3-Le contenu des cahiers de doléances

Des cahiers de doléances ayant fait l’objet de dépôt aux archives ressortent à la fois des constantes dont il convient d’identifier la source, mais aussi des divergences, des spécificités, des points de radicalité qui, malgré les contraintes et difficultés observées, manifestent l’existence d’un réel débat politique.

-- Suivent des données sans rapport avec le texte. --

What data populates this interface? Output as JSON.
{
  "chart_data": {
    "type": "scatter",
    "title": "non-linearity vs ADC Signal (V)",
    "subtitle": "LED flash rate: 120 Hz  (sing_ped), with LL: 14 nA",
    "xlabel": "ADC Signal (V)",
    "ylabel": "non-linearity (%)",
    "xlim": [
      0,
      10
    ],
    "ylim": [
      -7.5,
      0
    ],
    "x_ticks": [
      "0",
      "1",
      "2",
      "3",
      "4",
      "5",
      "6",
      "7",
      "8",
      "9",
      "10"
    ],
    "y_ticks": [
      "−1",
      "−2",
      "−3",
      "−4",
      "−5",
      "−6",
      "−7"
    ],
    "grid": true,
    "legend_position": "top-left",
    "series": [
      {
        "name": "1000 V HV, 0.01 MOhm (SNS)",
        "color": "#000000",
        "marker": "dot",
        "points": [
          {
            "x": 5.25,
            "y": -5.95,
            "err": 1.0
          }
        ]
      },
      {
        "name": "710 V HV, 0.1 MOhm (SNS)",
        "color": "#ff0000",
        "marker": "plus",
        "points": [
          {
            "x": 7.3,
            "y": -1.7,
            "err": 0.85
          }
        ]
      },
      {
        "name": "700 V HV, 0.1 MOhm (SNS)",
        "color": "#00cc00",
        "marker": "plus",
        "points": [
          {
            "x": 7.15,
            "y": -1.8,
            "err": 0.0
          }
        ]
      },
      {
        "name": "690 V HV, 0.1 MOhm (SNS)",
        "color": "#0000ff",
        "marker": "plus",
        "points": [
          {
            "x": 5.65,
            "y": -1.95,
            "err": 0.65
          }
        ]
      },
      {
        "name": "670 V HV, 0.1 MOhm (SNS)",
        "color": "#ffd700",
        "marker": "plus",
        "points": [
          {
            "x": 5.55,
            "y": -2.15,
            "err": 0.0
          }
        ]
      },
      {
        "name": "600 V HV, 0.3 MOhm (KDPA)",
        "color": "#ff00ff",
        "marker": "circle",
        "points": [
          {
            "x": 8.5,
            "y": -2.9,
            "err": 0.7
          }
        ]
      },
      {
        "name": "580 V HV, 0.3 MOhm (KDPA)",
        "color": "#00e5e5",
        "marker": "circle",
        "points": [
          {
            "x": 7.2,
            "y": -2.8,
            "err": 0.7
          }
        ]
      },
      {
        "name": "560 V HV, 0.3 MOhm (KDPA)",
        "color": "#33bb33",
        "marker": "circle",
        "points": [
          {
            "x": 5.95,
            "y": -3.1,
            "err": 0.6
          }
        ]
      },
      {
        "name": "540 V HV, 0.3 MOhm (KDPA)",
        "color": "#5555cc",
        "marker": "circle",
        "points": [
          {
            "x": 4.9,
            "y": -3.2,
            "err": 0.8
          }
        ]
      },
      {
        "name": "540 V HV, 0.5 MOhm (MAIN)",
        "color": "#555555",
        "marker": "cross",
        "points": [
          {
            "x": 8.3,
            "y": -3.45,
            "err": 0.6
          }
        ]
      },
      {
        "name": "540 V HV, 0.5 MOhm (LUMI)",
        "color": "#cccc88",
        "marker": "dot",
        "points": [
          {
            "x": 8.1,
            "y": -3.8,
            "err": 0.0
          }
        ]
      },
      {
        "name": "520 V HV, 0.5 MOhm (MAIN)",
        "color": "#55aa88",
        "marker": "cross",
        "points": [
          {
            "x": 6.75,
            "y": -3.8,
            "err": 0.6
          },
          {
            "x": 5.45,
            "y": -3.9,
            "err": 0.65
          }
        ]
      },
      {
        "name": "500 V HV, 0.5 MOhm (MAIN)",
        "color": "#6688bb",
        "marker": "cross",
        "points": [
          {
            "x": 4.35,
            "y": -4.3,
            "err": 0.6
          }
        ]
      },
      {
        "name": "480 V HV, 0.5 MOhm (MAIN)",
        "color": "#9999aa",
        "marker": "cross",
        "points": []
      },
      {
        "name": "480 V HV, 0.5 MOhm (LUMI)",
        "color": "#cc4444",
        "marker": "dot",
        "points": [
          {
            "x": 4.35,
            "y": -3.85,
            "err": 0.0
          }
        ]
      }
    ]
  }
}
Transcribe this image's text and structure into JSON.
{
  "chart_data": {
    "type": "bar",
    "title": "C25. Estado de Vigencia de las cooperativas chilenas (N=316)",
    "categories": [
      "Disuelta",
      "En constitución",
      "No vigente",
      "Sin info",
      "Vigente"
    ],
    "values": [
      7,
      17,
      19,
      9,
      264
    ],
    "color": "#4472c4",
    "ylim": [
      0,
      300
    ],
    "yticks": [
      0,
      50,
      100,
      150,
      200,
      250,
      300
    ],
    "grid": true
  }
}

Pour une majorité de cahiers, on retrouve une sorte de socle commun, largement hérité d’un croisement des thèses du CNR, du PCF et de la SFIO. Avec des variantes locales, mais souvent avec des formulations si proches ou identiques qu’elles ne peuvent que relever d’un schéma préétabli, on retrouve l’idée de contrôle des puissances économiques par des nationalisations, la rupture avec la grande propriété foncière, débouchant selon les cas sur le partage des terres au nom de la revendication traditionnelle de “ la terre à ceux qui la travaillent ” ou sur une perspective plus moderniste. De cette catégorie relève celle que formule le cahier de Cosne-sur-Loire 1 , qui propose le remembrement des terres et la constitution de fermes-témoins, “ gérées par la Nation ”, l’élargissement du vote à 18 ans, enfin la notion de contrôle des élus, selon des modalités plus ou moins brutales, allant de l’obligation de rendre compte jusqu’à la destitution en cas d’infidélité aux engagements. La question très conjoncturelle de l’épuration recueille le même consensus, pour en dénoncer les lenteurs, les insuffisances et la partialité. Enfin se manifeste un fort courant hygiéniste, fortement teinté de la notion pour le moins ambiguë de pureté de la “ race française ”. Ce courant est souvent accompagné d’un moralisme républicain qui imprègne fortement le cahier de la petite commune du joli nom de Corvol l’Orgueilleux, près de Clamecy dans la Nièvre, vivant principalement de l’activité papetière. Il est soigneusement calligraphié sur un cahier d’écolier. Pour ses auteurs, la “ Renaissance française ” passe par une vigoureuse restauration d’une stricte morale privée et publique.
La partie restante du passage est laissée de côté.